正統なフランス語を守るアカデミー・フランセーズがあるフランス学士院
ほんの数年前まで、生成AIにどこか懐疑的だったフランス人たちも、勉強や仕事の下調べをしてもらったり、メールの内容を整えてもらったり、おすすめのレストランを教えてもらったりと、今では日常的に使うようになった気がします。「そんなものに頼らない」と言っていた友人が、最近では「ChatGPTに聞いてみたんだけど」と、当たり前のように話しているのを聞き、フランスでも、つくづく日々の生活の一部になりつつあるのだと感じました。
先日、「AIはフランス語で考えているのか」と問う記事を読んで、面白いなと思いました。現在のChatGPTのような言語系AIは、膨大なテキストデータを学習して作られていて、その多くは英語圏の情報だと言われています。そのため、たとえフランス語で質問をしても、返ってくる答えの論理や価値観が英語圏的なものになり、AIを使い続けることによって、フランス人の考え方も英語的、ひいてはアメリカ的になっていくのではないか、という懸念がある、というのがその記事の内容でした。
フランスでは特に、「言語は単なる道具ではない」という感覚が昔から強くあるような気がします。言葉は、その国の歴史や文化、人々の感覚や考え方を反映しているものだからこそ、「フランス語で質問しているのに、思考の型が英語化していく」という不安は、単なる翻訳精度の話では終わりません。フランス文化省も現在、「Culture et IA」という取り組みの中で、AIを文化政策の問題として扱っています。そこでは、画像生成や音楽制作など創作全般も議論されていますが、同時に言語や文化的多様性が大きなテーマになっています。
そう考えると、去年フランスで話題になった「ChatGPTにBonjourやMerciを言うべきか」という問題には、まだある種の、のどかさがあったように感じます。また、そういった挨拶を入力することでトークンが増え、エネルギー消費も増えるという、エコロジー視点の問題提起もすでにその当時生まれていました。

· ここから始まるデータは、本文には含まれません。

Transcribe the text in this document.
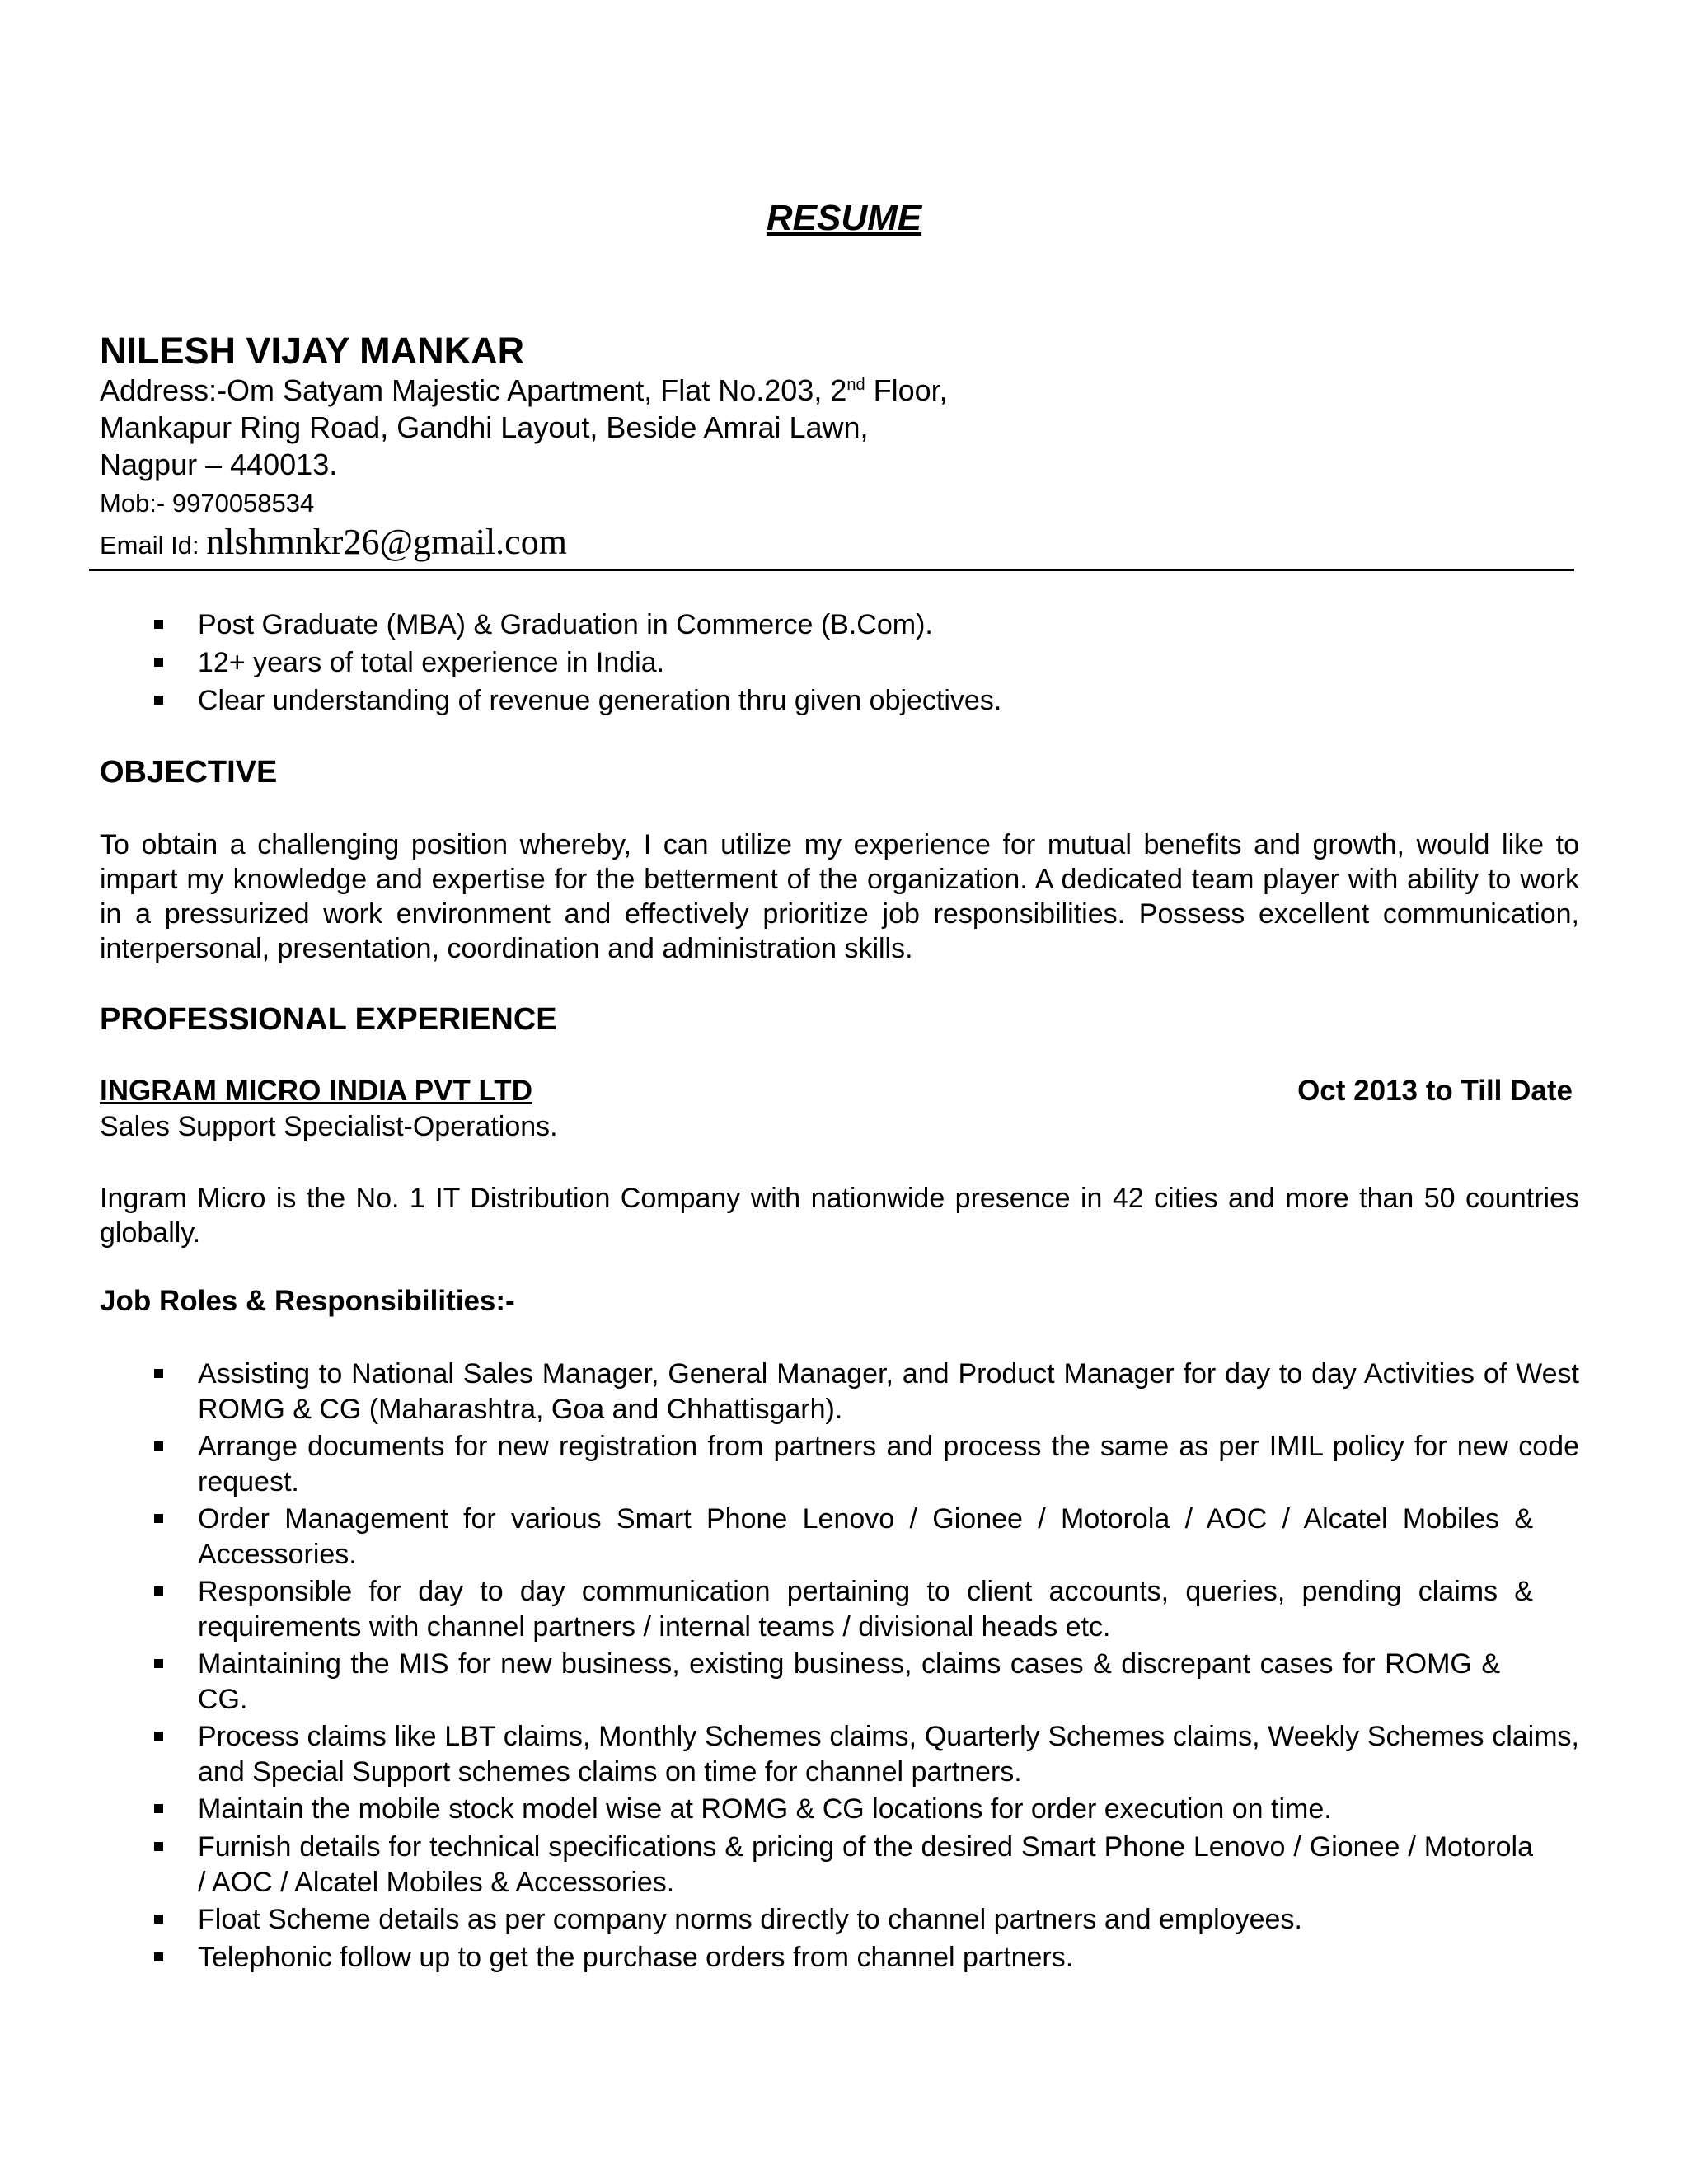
RESUME
NILESH VIJAY MANKAR
Address:-Om Satyam Majestic Apartment, Flat No.203, 2nd Floor,
Mankapur Ring Road, Gandhi Layout, Beside Amrai Lawn,
Nagpur – 440013.
Mob:- 9970058534
Email Id: nlshmnkr26@gmail.com
Post Graduate (MBA) & Graduation in Commerce (B.Com).
12+ years of total experience in India.
Clear understanding of revenue generation thru given objectives.
OBJECTIVE
To obtain a challenging position whereby, I can utilize my experience for mutual benefits and growth, would like to impart my knowledge and expertise for the betterment of the organization. A dedicated team player with ability to work in a pressurized work environment and effectively prioritize job responsibilities. Possess excellent communication, interpersonal, presentation, coordination and administration skills.
PROFESSIONAL EXPERIENCE
INGRAM MICRO INDIA PVT LTD	Oct 2013 to Till Date
Sales Support Specialist-Operations.
Ingram Micro is the No. 1 IT Distribution Company with nationwide presence in 42 cities and more than 50 countries globally.
Job Roles & Responsibilities:-
Assisting to National Sales Manager, General Manager, and Product Manager for day to day Activities of West ROMG & CG (Maharashtra, Goa and Chhattisgarh).
Arrange documents for new registration from partners and process the same as per IMIL policy for new code request.
Order Management for various Smart Phone Lenovo / Gionee / Motorola / AOC / Alcatel Mobiles & Accessories.
Responsible for day to day communication pertaining to client accounts, queries, pending claims & requirements with channel partners / internal teams / divisional heads etc.
Maintaining the MIS for new business, existing business, claims cases & discrepant cases for ROMG & CG.
Process claims like LBT claims, Monthly Schemes claims, Quarterly Schemes claims, Weekly Schemes claims, and Special Support schemes claims on time for channel partners.
Maintain the mobile stock model wise at ROMG & CG locations for order execution on time.
Furnish details for technical specifications & pricing of the desired Smart Phone Lenovo / Gionee / Motorola / AOC / Alcatel Mobiles & Accessories.
Float Scheme details as per company norms directly to channel partners and employees.
Telephonic follow up to get the purchase orders from channel partners.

そして2026年の今、フランスでのAI論争は、フランス語や文化をどう守っていくのか?というより大きな問いに変わってきています。フランスという国やフランス語を話す人々のロジックや考え方、そして価値観までをも、AIが変えてしまうかもしれないという懸念が、今後どんな方向に進んでいくのか、これからも気をつけて見ていきたいと思います。